The granddaughter and daughter of entrepreneurs, Stockeland became a third-generation small business owner when she founded and successfully franchised Mode, a female fashion boutique.

Now Stockeland’s afraid she could lose it all.

On Tuesday, testifying before the Senate Committee on Health, Education, Labor and Pensions, she told lawmakers that her business “is facing serious uncertainty” and has been “jeopardized” by the National Labor Relations Board’s August ruling in the Browning-Ferris case.

In that decision, the NLRB broadened the definition of a “joint employer,” requiring businesses to assume new responsibility for the labor actions of their subcontractors. Under this new standard, franchise owners like Stockeland expect to incur additional liability and management cost.

With over 780,000 franchises generating nearly 3 percent of national GDP according to the National Franchise Association, the NLRB’s new definition could have significant consequences.

Opponents fear that the increased regulatory burden will crowd out opportunity for small business across the country.  

At Tuesday’s hearing, Chairman Lamar Alexander, R-Tenn., warned that the NLRB’s “new joint standard will make big business bigger and the middle class smaller by discouraging larger companies from franchising and contracting work to small business.”

The Tennessee senator said the decision “threatens to steal the American dream … and destroys the free enterprise, entrepreneurial spirit,” of the nation.

To undo that danger, Alexander urged support for his Protecting Local Business Opportunity Act.” The legislation would amend the National Labor Relations Act to define a joint employer only if a company exercised “actual, direct, and immediate” control over a contracted or franchised worker. That bill, S. 2015, already has 46 cosponsors and corresponding legislation in the House.

Some Democrats argue that Republican reaction to the decision has been overblown. They maintain that large corporations have used franchises and contractors as avenues to export accountability.

“Some big businesses have figured out how to dodge responsibility,” said Sen. Elizabeth Warren, D-Mass. “A parent company enjoys the right to make managing decisions but without the obligation to respect collective bargaining rights.”

Michael Ruben, a San Francisco lawyer who also testified, remained adamant that these rules wouldn’t have an impact on small businesses. Asked if a franchisor would be liable when simply offering training and branding, Ruben advised that the NLRB would evaluate “on a case-by-case basis.”

Turing to Stockeland, Ruben said, “I can say with confidence that this would not be a problem for you and your franchise.”

She wasn’t convinced.

“There’s no definition for who decides if a franchisor is big or small,” she responded. “I don’t want the liability of having to run and operate employees and obey labor standards across multiple stores.”

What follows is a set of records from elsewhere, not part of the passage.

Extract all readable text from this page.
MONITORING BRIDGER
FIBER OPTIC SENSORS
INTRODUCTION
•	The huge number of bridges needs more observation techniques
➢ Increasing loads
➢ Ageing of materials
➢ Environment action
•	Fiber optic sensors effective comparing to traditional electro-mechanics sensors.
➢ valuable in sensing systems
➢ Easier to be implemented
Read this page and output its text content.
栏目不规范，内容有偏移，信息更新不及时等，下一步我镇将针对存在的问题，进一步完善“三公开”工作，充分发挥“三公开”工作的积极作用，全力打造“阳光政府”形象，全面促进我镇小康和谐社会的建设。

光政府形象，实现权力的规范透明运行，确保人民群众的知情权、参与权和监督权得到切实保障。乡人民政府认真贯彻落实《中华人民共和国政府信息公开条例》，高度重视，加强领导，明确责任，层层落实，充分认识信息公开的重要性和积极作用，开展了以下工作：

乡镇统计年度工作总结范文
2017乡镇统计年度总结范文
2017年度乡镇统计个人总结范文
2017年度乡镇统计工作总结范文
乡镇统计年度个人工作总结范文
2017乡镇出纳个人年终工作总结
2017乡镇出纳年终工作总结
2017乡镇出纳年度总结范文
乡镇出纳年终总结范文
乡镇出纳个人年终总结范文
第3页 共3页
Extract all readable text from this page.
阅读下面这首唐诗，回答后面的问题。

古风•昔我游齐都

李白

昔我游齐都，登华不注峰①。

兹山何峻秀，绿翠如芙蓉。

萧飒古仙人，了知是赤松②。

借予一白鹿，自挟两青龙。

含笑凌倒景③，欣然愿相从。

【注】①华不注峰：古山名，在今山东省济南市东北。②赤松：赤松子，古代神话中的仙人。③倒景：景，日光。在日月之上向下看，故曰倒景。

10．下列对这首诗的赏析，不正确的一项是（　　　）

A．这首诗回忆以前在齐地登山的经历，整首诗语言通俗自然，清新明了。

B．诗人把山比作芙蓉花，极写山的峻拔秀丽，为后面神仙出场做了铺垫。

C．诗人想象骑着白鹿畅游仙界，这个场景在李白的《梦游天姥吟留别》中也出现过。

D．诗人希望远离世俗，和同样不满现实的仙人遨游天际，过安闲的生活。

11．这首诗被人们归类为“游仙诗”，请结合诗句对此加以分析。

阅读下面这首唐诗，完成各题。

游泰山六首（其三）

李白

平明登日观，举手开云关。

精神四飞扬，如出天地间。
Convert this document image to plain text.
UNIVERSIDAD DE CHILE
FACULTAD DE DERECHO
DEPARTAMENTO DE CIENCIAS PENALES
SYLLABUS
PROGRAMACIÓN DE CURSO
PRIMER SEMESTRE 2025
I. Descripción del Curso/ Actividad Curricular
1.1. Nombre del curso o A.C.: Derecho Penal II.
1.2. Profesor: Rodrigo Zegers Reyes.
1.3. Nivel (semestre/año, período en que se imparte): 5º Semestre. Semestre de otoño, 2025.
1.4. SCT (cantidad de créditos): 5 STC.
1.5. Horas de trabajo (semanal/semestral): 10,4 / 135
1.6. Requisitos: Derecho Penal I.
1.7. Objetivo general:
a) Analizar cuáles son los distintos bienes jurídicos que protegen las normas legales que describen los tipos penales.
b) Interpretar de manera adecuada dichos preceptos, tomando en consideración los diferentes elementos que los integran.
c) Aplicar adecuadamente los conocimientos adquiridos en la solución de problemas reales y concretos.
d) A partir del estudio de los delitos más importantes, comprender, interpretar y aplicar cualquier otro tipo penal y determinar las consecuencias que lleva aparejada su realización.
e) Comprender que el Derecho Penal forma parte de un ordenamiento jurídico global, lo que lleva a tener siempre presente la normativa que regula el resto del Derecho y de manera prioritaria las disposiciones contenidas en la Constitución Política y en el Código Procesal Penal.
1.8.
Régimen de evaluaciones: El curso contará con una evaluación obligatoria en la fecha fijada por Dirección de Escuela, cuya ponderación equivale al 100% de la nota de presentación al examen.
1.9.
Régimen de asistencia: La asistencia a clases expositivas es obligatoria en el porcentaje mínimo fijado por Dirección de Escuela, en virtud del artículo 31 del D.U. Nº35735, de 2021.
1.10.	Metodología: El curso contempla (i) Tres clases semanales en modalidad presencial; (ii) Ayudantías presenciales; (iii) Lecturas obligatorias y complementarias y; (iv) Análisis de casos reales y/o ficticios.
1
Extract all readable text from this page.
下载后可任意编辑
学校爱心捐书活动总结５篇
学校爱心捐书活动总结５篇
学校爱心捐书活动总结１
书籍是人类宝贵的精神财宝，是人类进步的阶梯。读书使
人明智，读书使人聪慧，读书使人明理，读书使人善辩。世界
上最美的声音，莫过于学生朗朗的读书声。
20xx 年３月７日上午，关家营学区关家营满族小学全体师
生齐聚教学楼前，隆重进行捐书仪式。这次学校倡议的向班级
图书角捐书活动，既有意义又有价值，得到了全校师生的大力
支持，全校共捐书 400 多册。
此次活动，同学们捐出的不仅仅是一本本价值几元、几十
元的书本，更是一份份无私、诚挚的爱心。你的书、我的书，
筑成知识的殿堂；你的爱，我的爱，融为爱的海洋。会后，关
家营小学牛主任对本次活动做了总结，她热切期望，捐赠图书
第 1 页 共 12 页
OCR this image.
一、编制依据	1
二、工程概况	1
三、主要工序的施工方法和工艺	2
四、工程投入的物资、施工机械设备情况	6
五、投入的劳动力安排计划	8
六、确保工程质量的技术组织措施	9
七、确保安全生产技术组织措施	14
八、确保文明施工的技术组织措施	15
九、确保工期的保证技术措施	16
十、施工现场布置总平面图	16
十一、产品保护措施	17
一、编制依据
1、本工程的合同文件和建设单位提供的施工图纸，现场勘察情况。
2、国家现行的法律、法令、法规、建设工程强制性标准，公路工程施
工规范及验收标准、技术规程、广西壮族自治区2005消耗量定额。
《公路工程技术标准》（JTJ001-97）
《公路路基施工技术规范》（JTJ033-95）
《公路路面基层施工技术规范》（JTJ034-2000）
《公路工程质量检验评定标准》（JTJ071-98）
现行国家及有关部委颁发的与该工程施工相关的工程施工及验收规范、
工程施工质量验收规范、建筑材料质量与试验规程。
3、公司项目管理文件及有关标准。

After the hearing, Stockeland told The Daily Signal that “there’s still no clarity,” and “it’s a very broad definition.”

Although the franchisor of a dozen different boutiques across the Midwest, she employs only ten employees directly in Fargo, N.D. The individual franchises make their own hiring and firing decisions.

Stockeland chose the franchise model because she didn’t feel that managing remotely would be fair or efficient. “I really decided to franchise because I couldn’t manage employees from a distance. If I would’ve grown, I would have had to manage employees from hours away.”

And from the beginning, she wanted to start a business, not “just a single store as a hobby.” But looking back, she says, “I absolutely would not have been as eager” to begin a business under the new NLRB standard.

“The uncertainty of not knowing what this liability could mean for me and my family would stunt my growth,” she predicts.

She says she’s already felt the impact of the NLRB decision and hears “chatter of not knowing what’s going to happen.”

When starting up, Stockeland remembers waking up in the middle of the night to double-check her bank account, worrying that she might not make rent that month. Though successful now, Sotckeland didn’t turn a profit for the first eight years.  

“You have enough to worry about as a small business owner,” she explained. “Let’s not add to that environment, where you constantly have to worry more because there might be a lawsuit.”